Segundo a comunicação, o reforço do armazenamento e das redes surge num contexto de crescimento da produção renovável. Nos primeiros três meses de 2026, Portugal atingiu uma incorporação renovável de 80,7% na eletricidade produzida, o valor mais elevado da União Europeia (UE). O Plano de Recuperação e Resiliência já financiou 43 projetos de armazenamento, num investimento superior a 180 milhões de euros, apoiando pelo menos 500 MW de capacidade instalada em baterias.
Também a 29 de junho serão apresentados os detalhes do leilão competitivo para 750 MVA de capacidade em baterias, incluindo o modelo, o calendário e os pontos de ligação à rede. O concurso prevê mecanismos de compensação para os municípios que acolham os projetos.
O Governo prepara ainda mecanismos de contratação de médio e longo prazo, incluindo contratos por diferença, destinados a reforçar a previsibilidade dos preços da energia, proteger consumidores da volatilidade dos mercados e dar maior estabilidade aos investimentos. Estes instrumentos serão particularmente relevantes para tecnologias com maiores necessidades de investimento, como a energia eólica.
No mesmo âmbito, o Executivo pretende impulsionar o reequipamento de parques eólicos já existentes, aumentando a capacidade de produção e a eficiência das instalações. A medida complementa o novo regime aprovado em maio, que permite aos projetos com Título de Reserva de Capacidade adaptar tecnologia, dimensão, localização ou calendário de execução para melhorar a sua viabilidade.
Outra medida passa pelo alargamento a todo o território continental do regime de Zona de Grande Procura, para responder ao aumento dos pedidos de ligação à rede elétrica. Em junho de 2025 existiam cerca de 30 GVA de pedidos de ligação pendentes à Rede Nacional de Transporte e outros 9 GVA já atribuídos, mas ainda sem exploração efetiva. Do novo processo resultaram manifestações de interesse correspondentes a 4,6 GVA. A REN identificou a necessidade de um investimento de cerca de 400 milhões de euros para reforçar a rede elétrica.

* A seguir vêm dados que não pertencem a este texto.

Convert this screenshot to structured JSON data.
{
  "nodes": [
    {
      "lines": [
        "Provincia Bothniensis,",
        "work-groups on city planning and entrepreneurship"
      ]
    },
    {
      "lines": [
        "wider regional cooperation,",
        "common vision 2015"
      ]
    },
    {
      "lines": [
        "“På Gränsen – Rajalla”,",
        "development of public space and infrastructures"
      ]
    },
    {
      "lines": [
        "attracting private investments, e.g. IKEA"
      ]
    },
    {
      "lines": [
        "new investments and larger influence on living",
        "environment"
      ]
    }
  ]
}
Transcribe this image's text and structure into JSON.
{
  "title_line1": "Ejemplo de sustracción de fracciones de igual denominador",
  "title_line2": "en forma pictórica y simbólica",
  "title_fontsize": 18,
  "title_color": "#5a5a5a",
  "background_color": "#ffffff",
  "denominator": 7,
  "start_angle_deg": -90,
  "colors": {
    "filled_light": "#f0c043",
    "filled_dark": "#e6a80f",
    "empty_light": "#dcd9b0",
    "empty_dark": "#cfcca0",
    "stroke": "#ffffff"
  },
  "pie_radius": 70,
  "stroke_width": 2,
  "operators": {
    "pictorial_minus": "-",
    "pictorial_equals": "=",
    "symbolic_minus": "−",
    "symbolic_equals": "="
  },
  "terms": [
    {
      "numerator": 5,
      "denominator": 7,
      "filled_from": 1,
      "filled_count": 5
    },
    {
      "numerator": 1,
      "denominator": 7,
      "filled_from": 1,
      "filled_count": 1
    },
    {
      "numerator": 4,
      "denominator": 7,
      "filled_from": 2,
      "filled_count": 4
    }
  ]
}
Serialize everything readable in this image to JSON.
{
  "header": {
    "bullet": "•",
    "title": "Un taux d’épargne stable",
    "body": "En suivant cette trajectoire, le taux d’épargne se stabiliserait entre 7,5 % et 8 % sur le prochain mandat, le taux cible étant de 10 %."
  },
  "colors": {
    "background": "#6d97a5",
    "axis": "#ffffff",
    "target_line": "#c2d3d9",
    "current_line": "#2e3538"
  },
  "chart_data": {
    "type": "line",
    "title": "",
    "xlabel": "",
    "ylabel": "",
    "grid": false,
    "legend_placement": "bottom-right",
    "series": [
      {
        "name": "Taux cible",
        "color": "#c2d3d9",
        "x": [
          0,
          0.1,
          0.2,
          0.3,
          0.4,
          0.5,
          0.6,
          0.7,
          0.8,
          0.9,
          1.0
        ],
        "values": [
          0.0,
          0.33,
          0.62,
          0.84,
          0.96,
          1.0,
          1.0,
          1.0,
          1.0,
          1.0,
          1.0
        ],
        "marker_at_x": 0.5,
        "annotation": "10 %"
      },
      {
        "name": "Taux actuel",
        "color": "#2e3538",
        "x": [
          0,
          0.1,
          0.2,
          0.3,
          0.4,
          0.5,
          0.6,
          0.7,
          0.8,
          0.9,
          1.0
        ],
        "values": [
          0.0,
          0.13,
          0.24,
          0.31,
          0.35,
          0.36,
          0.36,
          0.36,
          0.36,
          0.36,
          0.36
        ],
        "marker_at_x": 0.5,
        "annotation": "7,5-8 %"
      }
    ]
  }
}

A transposição da RED III inclui também o desenvolvimento das Zonas de Aceleração da Implantação de Energias Renováveis, designadas ZAER, ou “Mapa Verde”, destinadas a simplificar e acelerar a instalação de novos projetos renováveis.
Na biomassa, foi introduzida uma nova definição de biomassa florestal residual, com o objetivo de assegurar uma utilização mais sustentável dos recursos florestais e evitar a queima indiscriminada de madeira para produção de eletricidade.
O Governo prevê ainda atribuir 60 MW de capacidade ao abrigo do regime revisto e atualizar a remuneração das centrais, valorizando o seu contributo para a gestão da floresta e prevenção de incêndios.
O biometano assume igualmente um papel central na estratégia energética nacional. O Governo está a desenvolver incentivos à produção deste gás renovável, metas de incorporação obrigatória e mecanismos regulatórios para facilitar a ligação às redes. O objetivo é reforçar a descarbonização da indústria e dos transportes, promover a valorização de resíduos e aumentar a soberania energética do país.
A estratégia inclui ainda investimentos em eficiência energética, eletrificação dos transportes e combustíveis renováveis. Esta semana foi aberto um aviso do Programa Sustentável 2030, com uma dotação de 40 milhões de euros para apoiar investimentos em eficiência energética e hídrica nos edifícios públicos da Administração Central, com apoios que podem atingir 85% a fundo perdido.
Segundo a Ministra do Ambiente e Energia, a próxima fase da transição energética exige maior rapidez na execução dos investimentos e na concretização dos projetos, para garantir que Portugal mantém a posição de liderança europeia na produção de energia renovável.
O conjunto de medidas integra o objetivo de reduzir em 50% a dependência nacional dos combustíveis fósseis até 2035, através do reforço das redes, do armazenamento de energia, da produção renovável e dos combustíveis de baixo carbono.